Cold Chills: Fallujah’s Flesh Prevails
Most metal isn’t moving. I can’t feel it. It doesn’t often draw out my innards or give me goosebumps. Instead, I just decode it. My enjoyment comes from the meticulous disassembly of something mechanically complicated, like a pre-built K’Nex set or the German language. So naturally, I like technical death metal. I wank to Archspire and I bow to Soreption. But it’s all rote, tasking work for me. Those bands are just manufacturers of tools for a task I quietly and lonesomely enjoy.
But then an album appears that can light up my entire nervous system. Deafheaven’s Sunbather was the last one to do it, reaching into my pants with cliff-edge shoegaze, stoicism, and a palpably human vulnerability. It was brilliant. But it was the Apple product of metal — I couldn’t really take it apart, and I sure as hell didn’t know how it worked. It just did, and it stirred my insides without permitting me to tinker.
Fallujah’s The Flesh Prevails, though, is the first album to weld heart-wrenching shoegaze sensitivity to the complex cyborg insanity of tech-death.There’s a sonic representation of its breathtaking album artwork: a stylized, skin-shedding reach for something magnificent. The opener, “Starlit Path,” peels onion-layers of dense post-production and single-note, tenor-bursting bends. From its cautious first seconds to its drum-rolling outro, it feels transient and mobile, telling the story about how the bits of pieces of two separate genres can be rearranged into something bespoke. Next, a mighty comeuppance happens with the three-note diddly in “Carved From Stone” which explodes at 2:18 to become a One True Amalgamation of heaviness and passion and sauce.
Here the atmosphere/singularity of shoegaze finally exists symbiotically with the technicality/deconstruction of tech-death. This is how The Flesh Prevails distills and delivers — not by toking out of reality or just trying to bend time with triple-blastbeat dazzle riffs, but by reconstructing ideas about how these two styles should quintessentially sound. It’s by widening the crevice between two distinct types of noise to stuff your brain deeper into a newly fashioned one. The Flesh Prevails thereby rips into your mind and reprograms to operate at a higher, more omniscient level. It earns your attention by withholding insanity in lieu of temptation — its grooviness lures you into a trap so the heavy moments can trance you into confinement. You pop out on the other side with a higher realization of why you’ve had cold chills for the past 42 minutes. Frisson finally makes sense.

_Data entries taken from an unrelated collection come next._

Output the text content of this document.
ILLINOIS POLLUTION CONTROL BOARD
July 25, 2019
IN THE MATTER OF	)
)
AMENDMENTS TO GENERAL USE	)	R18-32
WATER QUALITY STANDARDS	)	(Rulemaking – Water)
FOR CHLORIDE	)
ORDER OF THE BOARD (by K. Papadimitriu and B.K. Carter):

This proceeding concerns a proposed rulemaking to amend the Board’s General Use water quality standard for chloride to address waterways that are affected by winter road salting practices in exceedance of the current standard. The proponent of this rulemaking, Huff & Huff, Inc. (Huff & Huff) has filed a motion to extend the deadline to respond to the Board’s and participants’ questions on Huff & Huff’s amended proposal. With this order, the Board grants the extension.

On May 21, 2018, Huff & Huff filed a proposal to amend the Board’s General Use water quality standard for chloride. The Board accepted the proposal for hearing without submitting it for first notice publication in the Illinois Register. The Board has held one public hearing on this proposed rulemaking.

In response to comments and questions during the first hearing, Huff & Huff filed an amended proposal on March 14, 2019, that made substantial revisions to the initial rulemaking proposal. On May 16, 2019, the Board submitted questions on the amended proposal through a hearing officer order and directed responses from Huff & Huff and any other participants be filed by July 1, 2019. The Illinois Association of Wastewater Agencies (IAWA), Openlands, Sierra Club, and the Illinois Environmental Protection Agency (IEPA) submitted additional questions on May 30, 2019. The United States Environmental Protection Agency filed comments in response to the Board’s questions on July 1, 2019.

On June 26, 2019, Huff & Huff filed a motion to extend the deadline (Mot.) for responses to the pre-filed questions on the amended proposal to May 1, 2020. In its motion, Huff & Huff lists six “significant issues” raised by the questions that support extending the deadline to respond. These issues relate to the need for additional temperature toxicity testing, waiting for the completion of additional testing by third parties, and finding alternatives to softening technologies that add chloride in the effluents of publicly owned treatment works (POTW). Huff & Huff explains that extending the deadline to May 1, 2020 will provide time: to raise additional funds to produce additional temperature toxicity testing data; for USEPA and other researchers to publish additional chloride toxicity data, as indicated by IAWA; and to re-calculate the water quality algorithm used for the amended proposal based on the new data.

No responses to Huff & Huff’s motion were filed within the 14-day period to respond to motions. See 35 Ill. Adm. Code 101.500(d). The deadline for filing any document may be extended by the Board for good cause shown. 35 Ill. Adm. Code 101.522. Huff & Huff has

So The Flesh Prevails is not just a new album, it’s a new way of doing metal. It’s an unabashed, psychotic, unregulated experiment of the wanton fusion of two separate strains of noise. It succeeds via the best bits of both and creating something uniquely greater than a simple summation. It animates the inorganic. It is architectural artwork. And with all its impressiveness, it feels true and pinpointed and ecstatic. In short: It’s pretty much the doctor’s hammer thingy for your soul. Oh, and how it works — if you have a soul: The Flesh Prevails will get you bombed and ripped, and before you know it you’ll be holding the biggest invisible oranges of all fucking time.